Cabal: Dependency inference from the import list

Created on 18 Feb 2019  路  9Comments  路  Source: haskell/cabal

Assuming I have a file like this

module Example where

import A
import B

main :: IO ()
main = ...

I would like to be able to cabal v2-repl Example.hs and cabal v2-run Example.hs without creating a project.

In order to make this possible, cabal can maintain a Map ModuleName (Set PackageName) mapping alongside the Hackage index, which would get updated with cabal v2-update. Then, assuming A comes from a-pkg and B from b-pkg, this would be equivalent in behaviour to cabal v2-repl --build-depends "a-pkg, b-pkg" Example.hs. The solver will try to use the latest versions of a-pkg and b-pkg by default, backtracking if necessary.

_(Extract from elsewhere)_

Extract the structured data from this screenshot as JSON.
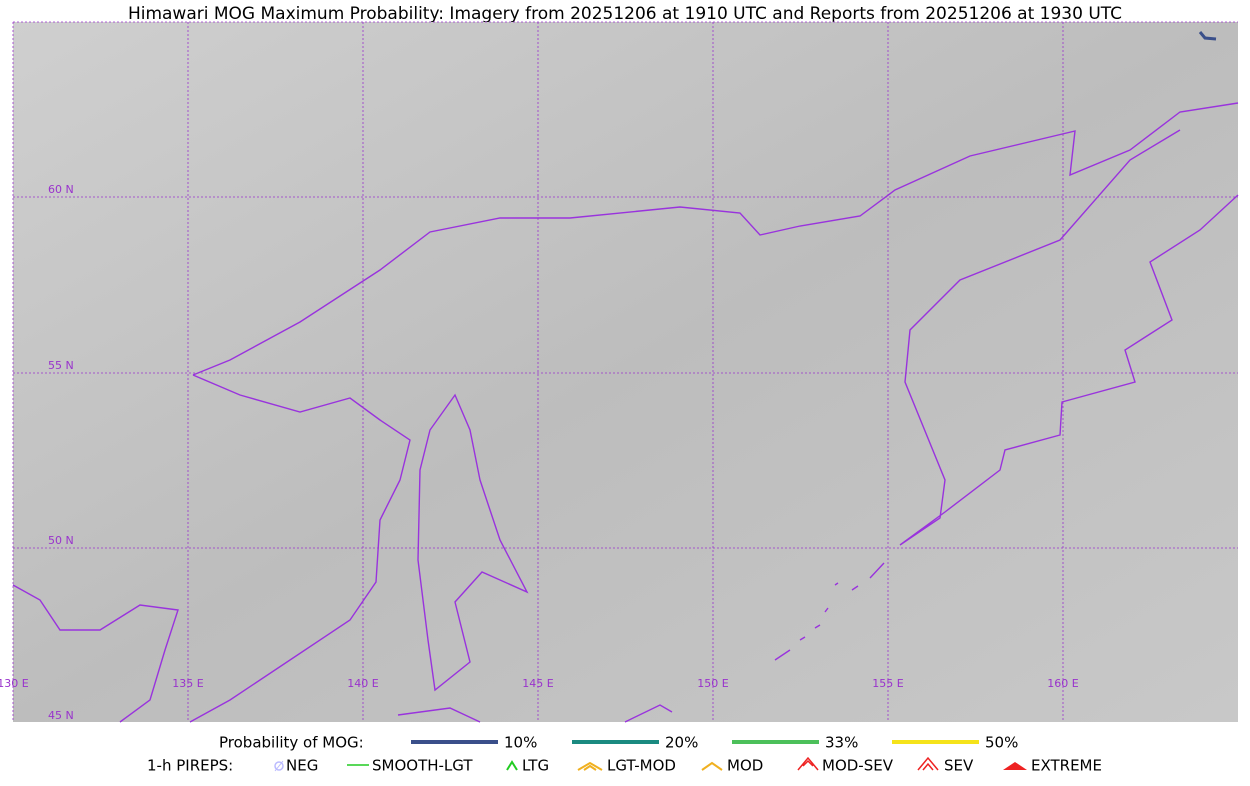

What if there are competing packages exporting A? Then include both and GHC will rightfully ask for -XPackageImports to disambiguate. The user then has the choice to go ahead and use -XPackageImports or write out --build-depends manually in its entirety (akin to the forall-or-nothing rule that GHC uses, Cabal could have a --build-depends-or-nothing rule and try to infer package dependencies only in absence of --build-depends).

enhancement

All 9 comments

This feels like a bit too much magic. Also cabal update will now be able to break your scripts.

How about extending gen-bounds instead so that it'd generate a build-depends list that one could paste into a script's cabal block?

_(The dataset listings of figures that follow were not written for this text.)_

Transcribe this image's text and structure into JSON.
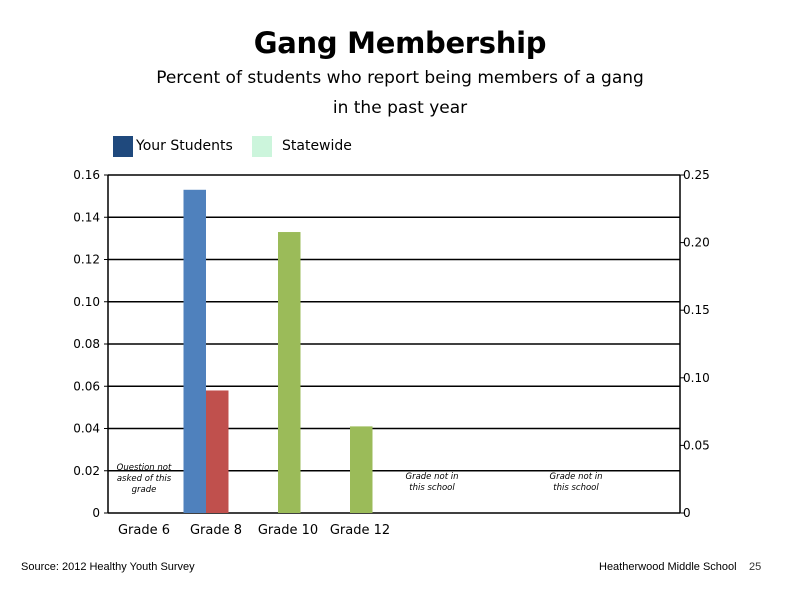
{
  "title": "Gang Membership",
  "subtitle_lines": [
    "Percent of students who report being members of a gang",
    "in the past year"
  ],
  "legend": [
    {
      "label": "Your Students",
      "color": "#1f497d"
    },
    {
      "label": "Statewide",
      "color": "#ccf5dc"
    }
  ],
  "chart_data": {
    "type": "bar",
    "title": "Gang Membership",
    "categories": [
      "Grade 6",
      "Grade 8",
      "Grade 10",
      "Grade 12"
    ],
    "left_axis": {
      "ylim": [
        0,
        0.16
      ],
      "ticks": [
        "0",
        "0.02",
        "0.04",
        "0.06",
        "0.08",
        "0.10",
        "0.12",
        "0.14",
        "0.16"
      ]
    },
    "right_axis": {
      "ylim": [
        0,
        0.25
      ],
      "ticks": [
        "0",
        "0.05",
        "0.10",
        "0.15",
        "0.20",
        "0.25"
      ]
    },
    "bars": [
      {
        "category": "Grade 8",
        "slot": 0,
        "value": 0.153,
        "color": "#4f81bd"
      },
      {
        "category": "Grade 8",
        "slot": 1,
        "value": 0.058,
        "color": "#c0504d"
      },
      {
        "category": "Grade 10",
        "slot": 1,
        "value": 0.133,
        "color": "#9bbb59"
      },
      {
        "category": "Grade 12",
        "slot": 1,
        "value": 0.041,
        "color": "#9bbb59"
      }
    ],
    "annotations": [
      {
        "lines": [
          "Question not",
          "asked of this",
          "grade"
        ],
        "category_slot": 0
      },
      {
        "lines": [
          "Grade not in",
          "this school"
        ],
        "category_slot": 4
      },
      {
        "lines": [
          "Grade not in",
          "this school"
        ],
        "category_slot": 6
      }
    ],
    "grid": true
  },
  "footer": {
    "source": "Source: 2012 Healthy Youth Survey",
    "school": "Heatherwood Middle  School",
    "page": "25"
  }
}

Fwiw, cabal init has some logic for generating build-depends from your source-files; but it doesn't work from the package index, but instead works from the installed packages in the pkg-db.

Also cabal update will now be able to break your scripts.

It's not for scripts. The use case is to load a gist or a code snippet from a coworker in REPL to mess around with it.

For scripts I would use explicit dependencies.

I'm quite sure that if we implement this feature people will start using it for scripts as well.

What if we add an option that enables this functionality and call it e.g. --playground? This would be a strong hint that it's not for scripts.

include both

BAD idea: I could create a package which exports all module names in hackage and contains malicious TH/Setup.hs code and it would be executed by everyone that used that command

@fgaz This is evil and I have not thought about it.

BTW, OCaml's package manager uses OS-level sandboxing to prevent malicious setup scripts from wreaking too much havoc, maybe we should think about doing the same.

What would be nice would be something more modest that just _suggested_ packages which included the module names, and a command line to run with --build-depends that pulled them in.